Злобно смотрит на меня, с еще большей ненавистью на Витю, однако ничего не говорит. Зато хлопает дверью кабинета так, что в ужасе дрожит матовое стекло в раме.
Ор и угрозы расправы слышны даже из общего коридора. Подслушиваем вынужденно, замирая в нерешительности, потому что… А куда идти‑то? На английский вроде как уже бессмысленно.
Не придумав ничего лучше, тупо стоим возле подножия лестницы, размышляя. То ли наверх подняться, то ли в кафетерий сходить кофе попить.
Но это я.
У Сорокина в другом направлении мысль скользит.
– Могу я тебя попросить? – первым нарушает он молчание.
– О чем?
– Никогда больше не вмешивайся в то, что тебя не касается.
– В смысле не касается? Меня как раз таки это и касается.
– НИКОГДА больше не вмешивайся. Не надо меня ни выгораживать, ни защищать.
– Не ори.
– Ты пока еще не слышала, как я ору. И лучше тебе не слышать.
Резкий и холодный тон режет по ушам, заставляя вжимать голову в плечи. Не очень приятно, хоть и понимаю, чем это обосновано: гордость‑то мужская задета.
Он же сам буквально недавно отчитывал Мишу, «прячущегося за женской юбкой», а тут получается, что невольно прикрылся моей.
– Я просто хотела помочь.
– А тебя просили о помощи? Что за маниакальная одержимость во все вмешиваться? Самоутверждаешься за счет ущемленных?
Не, ну это уже перебор!
– Да пошел ты, – вспылив, огрызаюсь. – В следующий раз слова не скажу, и пускай тебя отчисляют. Может, хоть тогда научишься себя контролировать. Псих! – перепрыгивая через ступеньки, уношусь вперед, пока на втором пролете меня нагоняет его окрик:
– Малая! По поводу свидания.
Блин. Нашел время!
– И что с ним? – перегибаюсь через перила, всем видом давая понять, что теперь ему точно ничего не светит. Пусть сначала помощь принимать научится.

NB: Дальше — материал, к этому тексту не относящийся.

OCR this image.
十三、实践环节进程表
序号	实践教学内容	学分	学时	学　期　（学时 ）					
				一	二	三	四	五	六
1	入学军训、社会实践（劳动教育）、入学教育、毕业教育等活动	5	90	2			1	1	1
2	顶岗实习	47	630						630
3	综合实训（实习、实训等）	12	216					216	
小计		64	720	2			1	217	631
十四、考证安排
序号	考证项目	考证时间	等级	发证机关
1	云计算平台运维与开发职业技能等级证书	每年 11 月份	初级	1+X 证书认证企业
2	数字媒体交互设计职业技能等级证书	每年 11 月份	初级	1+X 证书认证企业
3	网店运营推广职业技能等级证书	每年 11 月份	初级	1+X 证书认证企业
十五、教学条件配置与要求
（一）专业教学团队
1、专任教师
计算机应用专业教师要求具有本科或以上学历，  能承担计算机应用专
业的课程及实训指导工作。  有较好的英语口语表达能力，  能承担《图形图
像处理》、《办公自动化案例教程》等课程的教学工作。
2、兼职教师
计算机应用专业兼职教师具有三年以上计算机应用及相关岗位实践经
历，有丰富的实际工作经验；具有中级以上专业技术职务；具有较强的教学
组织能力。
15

– Ничего. Я передумал. Никакого свидания. Ни тебе, ни мне это не нужно, – бросает сухо, разворачивается и идет в противоположную от меня сторону – к выходу.
А я, обалдевшая, так и застываю в нелепой позе, рискуя свалиться.
Э‑э‑э…
* * *
Лайфхак для парней: как стать незабываемым? Просто бортани девушку со свиданием и наслаждайся результатом. Весь спектр негодования к своей персоне тебе обеспечен.
Потому что я негодую!
Не нужно ему. Не хочет он свидания. Передумал.
ПЕРЕДУМАЛ!!!
Не, ну нормально? Передумал, потому что ему не понравилось мое самоуправство! Да и пошел тогда он лесом, ишь какой горделивый баран выискался.
Мысленно ругаю Сорокина, применяя самые незавидные эпитеты, а вот на деле… Не обидно, нет. Скорее тоскливо. И почему мне вечно какие‑то придурки попадаются? Это что, проклятье какое‑то? Порча?
Сижу в лобби отеля на открытой веранде, вертя между пальцами маленькие фигурки фламинго и жирафа, попавшиеся в «Киндере».
Шоколадные половинки давно съедены, а вот фигурки остались. Сперва хотела выкинуть сгоряча, но передумала и полезла обратно в мусорку: они‑то в чем виноваты?
А вообще, это было мило. Если опустить то, что случилось дальше. По крайней мере, так ко мне еще никто не подкатывал. Только вот подкат ли это был? Что двигало Витей?
Ногти царапают пластик, когда кто‑то сзади накрывает ладонями мои глаза.